By Order of the Board

Grace L. C. Ho

Company Secretary

Hong Kong, 8 April 2025

Registered Office:

16th Floor, Ocean Centre,

Harbour City, Canton Road,

Kowloon,

Hong Kong

Harbour Centre Development Limited


Notes:

(a) A shareholder entitled to attend and vote at the AGM is entitled to appoint one or more proxies to attend and, in the event of a poll, to vote in his/her stead. A proxy need not be a shareholder of the Company. In order to be valid, the proxy form together with the power of attorney or other authority, if any, under which it is signed (or a notarially certified copy of that power of attorney or authority) must be completed and returned to the Company's Share Registrar, Tricor Tengis Limited, at 17/F, Far East Finance Centre, 16 Harcourt Road, Hong Kong, not later than 11:15 a.m., on Saturday, 3 May 2025, or in case of any adjournment thereof, not less than 48 hours (exclusive of any part of a day that is a public holiday) before the time appointed for the holding of such adjourned meeting.

(b) Where there are joint registered holders of any share, any one of such joint holders may vote at the AGM, either personally or by proxy, in respect of such share as if he/she/it was solely entitled thereto. If more than one of such joint holders are present at the AGM personally or by proxy, that one of the joint holders so present whose name stands first on the register of members of the Company in respect of such share shall alone be entitled to vote in respect thereof.

(c) With reference to item (2) above, Mr. Stephen Tin Hoi NG, Ms. Michelle CHENG, Mr. Michael Tsai Ping SZE and Mr. Ivan Tien Li TING are proposed to be re-elected at the AGM.

(d) With reference to item (3) above, Messrs. KPMG, Certified Public Accountants and Public Interest Entity Auditor registered in accordance with the Accounting and Financial Reporting Council Ordinance, are proposed to be re-appointed as Auditors of the Company.

(e) With reference to item (5) above, the Directors wish to state that they have no immediate plans to issue any new Shares pursuant to the mandate to be given thereunder.

(f) Pursuant to Rule 13.39(4) of the Listing Rules, Chairman of the AGM will put each of the above resolutions to be voted by way of a poll under Article 75 of the Articles of Association of the Company.

(g) The Register of Members of the Company will be closed from Wednesday, 30 April 2025 to Wednesday, 7 May 2025, both days inclusive, during which period no transfer of Shares can be registered. In order to ascertain shareholders' right for the purpose of attending and voting at the AGM, all transfers, accompanied by the relevant share certificates, must be lodged with the Company's Share Registrar, Tricor Tengis Limited, at 17/F, Far East Finance Centre, 16 Harcourt Road, Hong Kong, not later than 4:30 p.m. on Tuesday, 29 April 2025.

(h) If a tropical cyclone warning signal no. 8 or above is hoisted, or "extreme conditions after super typhoons" announced by the HKSAR Government is in force at or after 9:30 a.m. on the date of the AGM, the meeting will be postponed or adjourned.

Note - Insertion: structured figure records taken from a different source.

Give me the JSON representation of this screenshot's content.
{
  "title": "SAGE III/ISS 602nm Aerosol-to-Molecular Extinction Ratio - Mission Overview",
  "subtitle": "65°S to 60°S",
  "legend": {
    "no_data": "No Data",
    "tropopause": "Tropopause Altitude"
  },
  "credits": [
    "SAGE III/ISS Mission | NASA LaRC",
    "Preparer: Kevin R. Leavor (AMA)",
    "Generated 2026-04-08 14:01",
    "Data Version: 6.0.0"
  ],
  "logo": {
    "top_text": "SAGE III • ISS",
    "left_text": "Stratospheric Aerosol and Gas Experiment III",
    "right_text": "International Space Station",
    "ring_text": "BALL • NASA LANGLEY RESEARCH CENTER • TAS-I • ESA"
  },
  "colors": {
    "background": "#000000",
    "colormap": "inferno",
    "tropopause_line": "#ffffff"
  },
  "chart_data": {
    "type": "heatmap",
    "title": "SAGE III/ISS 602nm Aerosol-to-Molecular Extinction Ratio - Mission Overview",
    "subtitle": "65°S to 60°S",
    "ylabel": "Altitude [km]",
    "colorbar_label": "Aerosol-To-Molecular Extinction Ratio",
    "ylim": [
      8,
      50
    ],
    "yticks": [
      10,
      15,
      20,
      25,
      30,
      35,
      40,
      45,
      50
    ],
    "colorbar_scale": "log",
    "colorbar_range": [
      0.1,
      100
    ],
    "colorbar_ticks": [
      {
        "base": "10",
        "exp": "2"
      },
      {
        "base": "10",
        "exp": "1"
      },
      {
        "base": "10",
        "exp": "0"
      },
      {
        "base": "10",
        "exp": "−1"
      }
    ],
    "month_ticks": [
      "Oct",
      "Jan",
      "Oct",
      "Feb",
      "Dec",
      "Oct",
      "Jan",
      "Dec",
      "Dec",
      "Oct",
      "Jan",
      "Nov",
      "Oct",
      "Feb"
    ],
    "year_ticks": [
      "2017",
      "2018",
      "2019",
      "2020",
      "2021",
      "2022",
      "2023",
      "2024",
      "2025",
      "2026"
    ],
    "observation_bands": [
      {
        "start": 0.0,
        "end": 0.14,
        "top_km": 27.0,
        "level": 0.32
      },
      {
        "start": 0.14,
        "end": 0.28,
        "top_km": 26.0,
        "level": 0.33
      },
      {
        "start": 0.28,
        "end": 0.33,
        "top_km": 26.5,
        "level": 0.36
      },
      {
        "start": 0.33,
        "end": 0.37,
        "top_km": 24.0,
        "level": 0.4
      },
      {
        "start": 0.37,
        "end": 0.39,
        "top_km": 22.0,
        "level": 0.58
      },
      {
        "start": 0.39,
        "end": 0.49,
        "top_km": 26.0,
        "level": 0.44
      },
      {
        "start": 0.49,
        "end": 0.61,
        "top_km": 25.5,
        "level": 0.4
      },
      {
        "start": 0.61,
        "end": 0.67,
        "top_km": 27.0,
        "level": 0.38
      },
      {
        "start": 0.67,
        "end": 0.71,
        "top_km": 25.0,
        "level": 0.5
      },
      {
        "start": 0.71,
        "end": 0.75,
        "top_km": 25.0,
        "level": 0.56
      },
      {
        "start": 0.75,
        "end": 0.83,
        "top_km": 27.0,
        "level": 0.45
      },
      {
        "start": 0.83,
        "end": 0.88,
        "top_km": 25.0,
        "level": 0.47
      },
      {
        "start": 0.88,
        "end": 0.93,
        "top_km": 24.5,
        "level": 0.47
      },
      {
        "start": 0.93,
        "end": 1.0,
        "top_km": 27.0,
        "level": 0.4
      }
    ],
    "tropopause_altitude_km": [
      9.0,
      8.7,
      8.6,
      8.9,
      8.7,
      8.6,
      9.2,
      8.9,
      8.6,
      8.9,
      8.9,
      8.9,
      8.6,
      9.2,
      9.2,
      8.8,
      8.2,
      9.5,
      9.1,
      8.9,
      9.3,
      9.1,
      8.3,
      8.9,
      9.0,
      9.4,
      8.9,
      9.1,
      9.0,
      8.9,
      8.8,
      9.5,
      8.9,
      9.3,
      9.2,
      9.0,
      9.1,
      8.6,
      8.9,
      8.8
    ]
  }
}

The Company will publish an announcement on the respective websites of the Hong Kong Exchanges and Clearing Limited (www.hkesnews.hk) and the Company (www.harbourcentre.com.hk) to notify shareholders of the date, time and venue of the rescheduled meeting.

(i) The translation into Chinese language of this document is for reference only. In case of any inconsistency, the English version shall prevail.